What women needed were jobs. “A little income just to take the bus,” Morris explained. Carrying a bus to firewood or the watering hole, meean more time. More time meant more options, more control. I could change everything.

Understanding this changed the path of Jennifer Morris. Today, she serves as President of Conservation International, who confronts the dual and obliged issues of poverty and environmental decline through community conservation projects that generate edifying income.

“Women look disproportionately affected by the climatic crisis and are powerful agents to start it,” said Morris. “We call women to play central roles in all aspects of conservation.”

Morris taught English, attributes to its owner in conservation to what he learned from Kakelo and pointed out: “A critical part of the solution are women who help women.”

Meity Mongdong, program manager, Bird’s Head Sascape

This is an edited version of the prepared comments that Mongdong delivered in the event “Women on a Mission” organized by Conservation International and Elle to celebrate the launch of the July edition.

Indonesian tribes respect the power of nature. She is a mother, Ibu. She gives a lifetime. I think his heart is a place called Peninsula of the head of the bird or western papúa. He is alive with many types of coral, fish, reefs.

When I started my work, I saw: poaching, steiling, fishing destructively. With dynamite. With poison. Without care for Mother Nature. Without care of mothers and families of the island that Mother Nature need to survive.

You will see, it is a way of subsistence life in the islands. Destroying the coral, destroying fish, will destroy its people. Conservation International is working in communities to protect Mother Nature, use her gifts wisely and find ways to improve the quality of life of the tribes that take care of her.

At first, we have meetings with the whole community. Who is interested? All.
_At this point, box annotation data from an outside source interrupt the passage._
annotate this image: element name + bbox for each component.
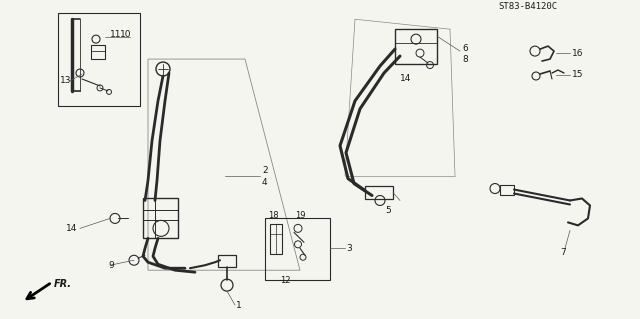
Bar [270,224,282,254]
Bar [500,185,514,195]
Text: ST83-B4120C: ST83-B4120C [498,2,557,11]
Text: FR.: FR. [54,279,72,289]
Text: 2: 2 [262,166,268,175]
Text: 11: 11 [110,30,122,39]
Text: 15: 15 [572,70,584,79]
Text: 16: 16 [572,48,584,58]
Text: 6: 6 [462,44,468,53]
Text: 4: 4 [262,178,268,187]
Bar [365,186,393,199]
Text: 19: 19 [295,211,305,220]
Text: 9: 9 [108,261,114,270]
Text: 14: 14 [66,224,77,233]
Text: 12: 12 [280,276,291,285]
Bar [218,255,236,267]
Text: 13: 13 [60,77,72,85]
Text: 7: 7 [560,248,566,257]
Text: 3: 3 [346,244,352,253]
Bar [143,198,178,238]
Text: 10: 10 [120,30,131,39]
Text: 14: 14 [400,74,412,84]
Text: 18: 18 [268,211,278,220]
Text: 5: 5 [385,206,391,215]
Bar [91,45,105,59]
Text: 1: 1 [236,300,242,309]
Text: 8: 8 [462,55,468,63]
Bar [58,13,140,106]
Bar [265,219,330,280]
Bar [395,29,437,64]
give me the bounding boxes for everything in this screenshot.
In the next step, and then, who stays with him? Can you guess? Women.

Most likely, women are in the kitchen, cleaning, care. Conservation International helped start business, they are self -sufficient and administered by women.

And women who make virgin coconut oil, coconut soap, are powerful in a new way. They build a network. They hire other women. Donate to church. Programs begin to feed their pregnant sisters and school. They feel dignity. They realize, like Mother Nature, they are a force.
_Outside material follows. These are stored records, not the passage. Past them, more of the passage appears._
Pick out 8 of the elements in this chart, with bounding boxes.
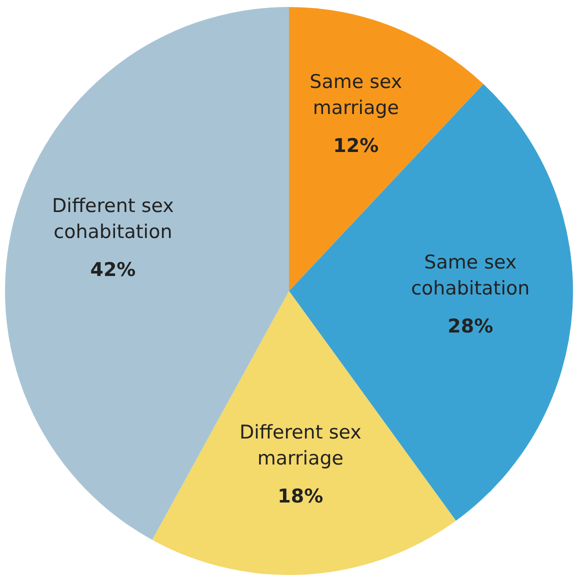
data-label: 12%: [333, 135, 379, 158]
data-label: 28%: [448, 315, 494, 338]
data-label: 42%: [90, 258, 136, 281]
slice-label: Same sex marriage: [310, 71, 402, 120]
slice-label: Same sex cohabitation: [411, 251, 530, 300]
slice-label: Different sex cohabitation: [52, 194, 174, 243]
slice-label: Different sex marriage: [240, 421, 362, 470]
data-label: 18%: [278, 485, 324, 508]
Conservation International is with them. When they wanted to work together to stop illegal fishing, he helped create the first patrol of women in West Papua.

If you catch a community offender, the fun: it is like being caht for the mothers or wives of their friends, it is dinner and will never do it again!
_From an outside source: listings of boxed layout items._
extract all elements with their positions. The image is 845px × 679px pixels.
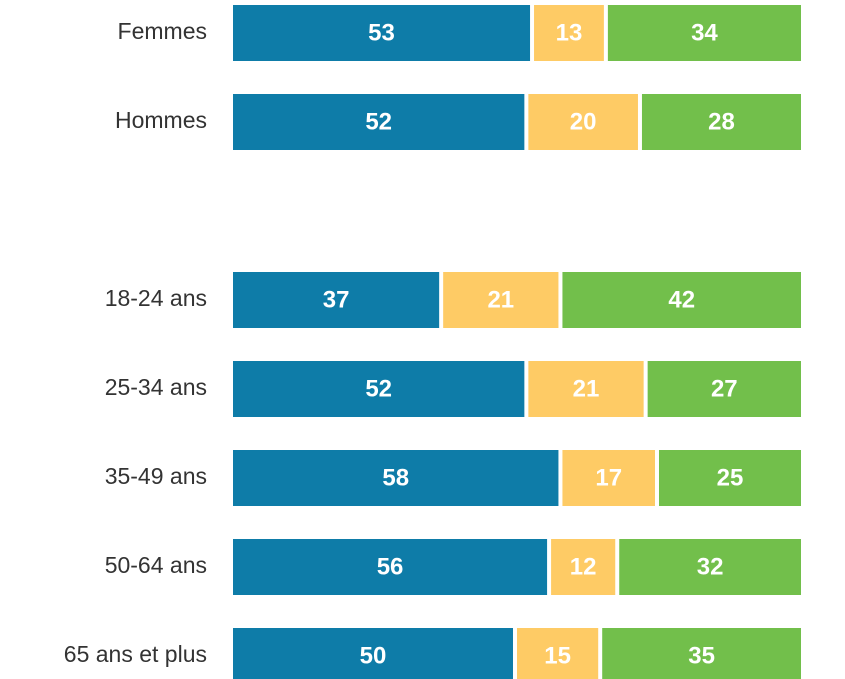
data-label: 25 bbox=[717, 464, 744, 491]
data-label: 34 bbox=[691, 19, 718, 46]
bar-segment bbox=[528, 361, 644, 417]
data-label: 37 bbox=[323, 286, 350, 313]
category-label: 50-64 ans bbox=[105, 552, 207, 578]
data-label: 28 bbox=[708, 108, 735, 135]
data-label: 32 bbox=[697, 553, 724, 580]
bar-segment bbox=[659, 450, 801, 506]
data-label: 27 bbox=[711, 375, 738, 402]
bar-segment bbox=[647, 361, 801, 417]
data-label: 42 bbox=[668, 286, 695, 313]
data-label: 53 bbox=[368, 19, 395, 46]
data-label: 15 bbox=[544, 642, 571, 669]
data-label: 12 bbox=[570, 553, 597, 580]
bar-segment bbox=[641, 94, 801, 150]
bar-segment bbox=[233, 361, 525, 417]
category-label: Femmes bbox=[118, 18, 207, 44]
bar-segment bbox=[233, 94, 525, 150]
category-label: 65 ans et plus bbox=[64, 641, 207, 667]
data-label: 50 bbox=[360, 642, 387, 669]
bar-segment bbox=[443, 272, 559, 328]
bar-segment bbox=[534, 5, 604, 61]
bar-segment bbox=[619, 539, 801, 595]
data-label: 17 bbox=[595, 464, 622, 491]
bar-segment bbox=[233, 539, 548, 595]
bar-segment bbox=[233, 5, 531, 61]
category-label: Hommes bbox=[115, 107, 207, 133]
data-label: 20 bbox=[570, 108, 597, 135]
bar-segment bbox=[551, 539, 616, 595]
data-label: 56 bbox=[377, 553, 404, 580]
bar-segment bbox=[562, 272, 801, 328]
category-label: 35-49 ans bbox=[105, 463, 207, 489]
category-label: 25-34 ans bbox=[105, 374, 207, 400]
bar-segment bbox=[528, 94, 638, 150]
data-label: 13 bbox=[556, 19, 583, 46]
bar-segment bbox=[562, 450, 655, 506]
data-label: 21 bbox=[487, 286, 514, 313]
data-label: 52 bbox=[365, 108, 392, 135]
bar-segment bbox=[233, 628, 513, 679]
data-label: 21 bbox=[573, 375, 600, 402]
bar-segment bbox=[233, 450, 559, 506]
data-label: 35 bbox=[688, 642, 715, 669]
bar-segment bbox=[517, 628, 599, 679]
bar-segment bbox=[233, 272, 440, 328]
data-label: 58 bbox=[382, 464, 409, 491]
bar-segment bbox=[602, 628, 801, 679]
bar-segment bbox=[607, 5, 801, 61]
category-label: 18-24 ans bbox=[105, 285, 207, 311]
data-label: 52 bbox=[365, 375, 392, 402]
The serious: women are educating the community about nature. And by showing their husbands, showing their children, while leading business, while leading patrol, they are changing minds about women.

IBU is our mother earth, her heart is in this place. Working there now, I see: a tide that lifts everyone because the thesis women are increasing.

Emily Pidgeon, senior director of the Blue Climate Program

Emily Pidgeon recalled that he was with Jocel Pangilinan of Conservation International (CI Phillipines), on a beach in a small town in Bagonton in the Visayas region of the Philippines, surrounded by women, had had Super Typhoon decimated by Byyan. Eye, Pidgeon said: “You could see that they were really scared by the perspective of the next storm.”

Pidgeon and Pangilinan stopped among their skepticism under the scorching sun answering cunning questions of hour after hour. “Clearly they were not going to open their village to any silly solution,” Pidgeon said. He explained the green gray infrastructure, an idea that combines mangroves and nuts and engineering screws to prepare for when the next storm arrives, the work that would lead the people.

Pidgeon sees worldwide: “Women are the basis of mangrove conservation in almost the entire place where we work.” Because? She thinks that it has to do with time, space and connection: “Women spend time with all generations of a community and, therefore, understand the past, the present and the future of how these coastal ecosystems provide food, shelters and stability for their communities.”

Trisha Calvare is a senior writer in Conservation International.